¿Quisiste arreglar un problema con alguien y al plantearlo terminó en pelea? ¿Alguien salió lastimado de una charla, aunque esa no fuera tu intención? ¿Te guardaste las cosas por miedo a un conflicto? ¿Te dijeron que tu forma de decir las cosas es muy dura o hiriente? ¿Te pasaban tantas cosas adentro que terminaste en un “no pasa nada, todo bien, ya se me va a pasar”? ¿Pusiste cara de póker mientras tu pecho era un volcán en erupción?
Si estas cosas te pasaron o te pasan, te invito a revisar tu comunicación para poder desarrollarla de manera más empática.
Cuidar lo que decimos y cómo lo decimos es clave para que las palabras sean nuestras aliadas y nos permitan acercarnos a otros y a nosotros mismos.
De esa manera seremos funcionales a nuestros objetivos y podremos resolver conflictos transformando nuestras relaciones en espacios seguros, claros y disfrutables.
Cómo nos vinculamos con otros, sobre todo en esos momentos en que sentimos mucho enojo o dolor, hace a nuestra calidad de vida.
Lo primero es identificar nuestras propias formas de actuar, esas que pueden llegar a aumentar el conflicto y la desconexión, estar presentes para potenciar la armonía.
A menudo nos cuesta reconocer nuestra propia violencia, me refiero a esa violencia pasiva tanto más difícil de detectar que la física que advertimos a simple vista. Me refiero a manipulaciones, controles, silencios, ninguneos, falta de confianza.

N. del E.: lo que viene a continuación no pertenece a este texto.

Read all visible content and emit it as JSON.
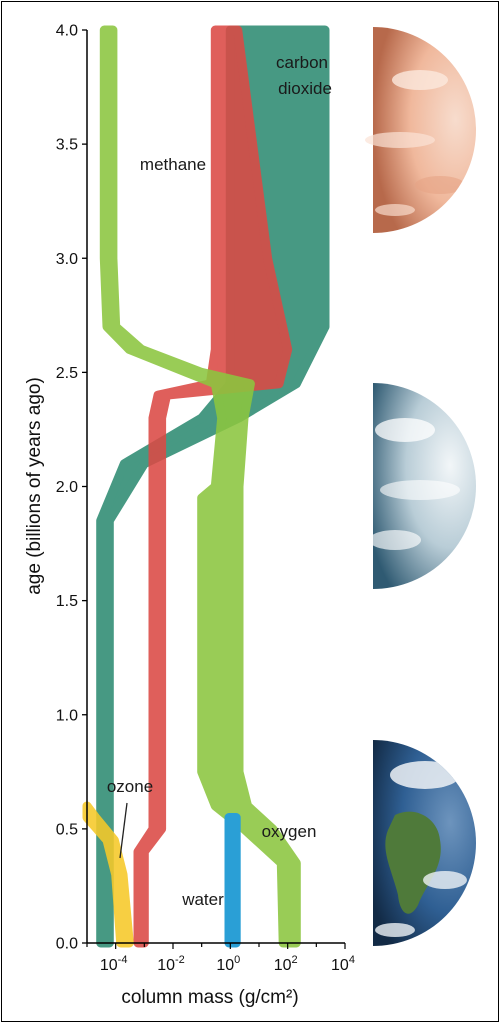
{
  "chart_data": {
    "type": "area",
    "xlabel": "column mass (g/cm²)",
    "ylabel": "age (billions of years ago)",
    "x_scale": "log10",
    "xlim": [
      1e-05,
      10000
    ],
    "ylim": [
      0,
      4
    ],
    "x_ticks": [
      {
        "base": "10",
        "exp": "-4",
        "value": 0.0001
      },
      {
        "base": "10",
        "exp": "-2",
        "value": 0.01
      },
      {
        "base": "10",
        "exp": "0",
        "value": 1
      },
      {
        "base": "10",
        "exp": "2",
        "value": 100
      },
      {
        "base": "10",
        "exp": "4",
        "value": 10000
      }
    ],
    "y_ticks": [
      "0.0",
      "0.5",
      "1.0",
      "1.5",
      "2.0",
      "2.5",
      "3.0",
      "3.5",
      "4.0"
    ],
    "grid": false,
    "series": [
      {
        "name": "carbon dioxide",
        "color": "#2e8c73",
        "band": [
          {
            "age": 4.0,
            "lo": 1.0,
            "hi": 2000
          },
          {
            "age": 2.7,
            "lo": 1.0,
            "hi": 2000
          },
          {
            "age": 2.45,
            "lo": 1.0,
            "hi": 200
          },
          {
            "age": 2.3,
            "lo": 0.1,
            "hi": 2
          },
          {
            "age": 2.1,
            "lo": 0.0002,
            "hi": 0.001
          },
          {
            "age": 1.85,
            "lo": 3e-05,
            "hi": 6e-05
          },
          {
            "age": 1.7,
            "lo": 3e-05,
            "hi": 6e-05
          },
          {
            "age": 0.0,
            "lo": 3e-05,
            "hi": 6e-05
          }
        ]
      },
      {
        "name": "methane",
        "color": "#db4a45",
        "band": [
          {
            "age": 4.0,
            "lo": 0.3,
            "hi": 1.8
          },
          {
            "age": 3.0,
            "lo": 0.3,
            "hi": 20
          },
          {
            "age": 2.6,
            "lo": 0.3,
            "hi": 100
          },
          {
            "age": 2.45,
            "lo": 0.2,
            "hi": 50
          },
          {
            "age": 2.4,
            "lo": 0.003,
            "hi": 0.006
          },
          {
            "age": 2.3,
            "lo": 0.002,
            "hi": 0.004
          },
          {
            "age": 0.5,
            "lo": 0.002,
            "hi": 0.004
          },
          {
            "age": 0.4,
            "lo": 0.0006,
            "hi": 0.001
          },
          {
            "age": 0.0,
            "lo": 0.0006,
            "hi": 0.001
          }
        ]
      },
      {
        "name": "oxygen",
        "color": "#8cc63f",
        "band": [
          {
            "age": 4.0,
            "lo": 4e-05,
            "hi": 8e-05
          },
          {
            "age": 3.0,
            "lo": 4e-05,
            "hi": 8e-05
          },
          {
            "age": 2.7,
            "lo": 5e-05,
            "hi": 0.0001
          },
          {
            "age": 2.6,
            "lo": 0.0003,
            "hi": 0.0008
          },
          {
            "age": 2.5,
            "lo": 0.03,
            "hi": 0.1
          },
          {
            "age": 2.45,
            "lo": 0.3,
            "hi": 5
          },
          {
            "age": 2.3,
            "lo": 0.5,
            "hi": 3
          },
          {
            "age": 2.0,
            "lo": 0.3,
            "hi": 2
          },
          {
            "age": 1.95,
            "lo": 0.1,
            "hi": 2
          },
          {
            "age": 0.75,
            "lo": 0.1,
            "hi": 2
          },
          {
            "age": 0.6,
            "lo": 0.3,
            "hi": 4
          },
          {
            "age": 0.5,
            "lo": 3,
            "hi": 30
          },
          {
            "age": 0.35,
            "lo": 60,
            "hi": 200
          },
          {
            "age": 0.0,
            "lo": 70,
            "hi": 200
          }
        ]
      },
      {
        "name": "water",
        "color": "#2a9fd6",
        "band": [
          {
            "age": 0.55,
            "lo": 0.9,
            "hi": 1.6
          },
          {
            "age": 0.0,
            "lo": 0.9,
            "hi": 1.6
          }
        ]
      },
      {
        "name": "ozone",
        "color": "#f7c928",
        "band": [
          {
            "age": 0.6,
            "lo": 1e-05,
            "hi": 1e-05
          },
          {
            "age": 0.55,
            "lo": 1e-05,
            "hi": 2e-05
          },
          {
            "age": 0.45,
            "lo": 5e-05,
            "hi": 9e-05
          },
          {
            "age": 0.3,
            "lo": 0.0001,
            "hi": 0.00018
          },
          {
            "age": 0.0,
            "lo": 0.00015,
            "hi": 0.0003
          }
        ]
      }
    ],
    "annotations": [
      {
        "text": "methane",
        "series": "methane"
      },
      {
        "text": "carbon",
        "series": "carbon dioxide"
      },
      {
        "text": "dioxide",
        "series": "carbon dioxide"
      },
      {
        "text": "oxygen",
        "series": "oxygen"
      },
      {
        "text": "water",
        "series": "water"
      },
      {
        "text": "ozone",
        "series": "ozone"
      }
    ]
  },
  "illustrations": [
    {
      "name": "early-earth-planet",
      "age_range": [
        3.0,
        4.0
      ],
      "colors": [
        "#f3c2a8",
        "#f6d6c8",
        "#d9896a"
      ]
    },
    {
      "name": "middle-earth-planet",
      "age_range": [
        1.5,
        2.5
      ],
      "colors": [
        "#e4eef2",
        "#9fbac8",
        "#3f6f88"
      ]
    },
    {
      "name": "modern-earth-planet",
      "age_range": [
        0.0,
        0.9
      ],
      "colors": [
        "#2f5f93",
        "#4f7a3a",
        "#e8edf2"
      ]
    }
  ]
}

Esta violencia pasiva es el combustible que alimenta el fuego de la violencia física.
Sólo cuando cada uno de nosotros pueda revisarse y conectar con uno mismo llenándose de amor, respeto, comprensión, agradecimiento, compasión e interés por los demás, y dejar de lado actitudes egoístas motivadas por el miedo, podremos cambiar el mundo.
Revisa cómo hablas a los demás y cómo te hablas a vos mismo, es el primer paso para crear un mundo compasivo.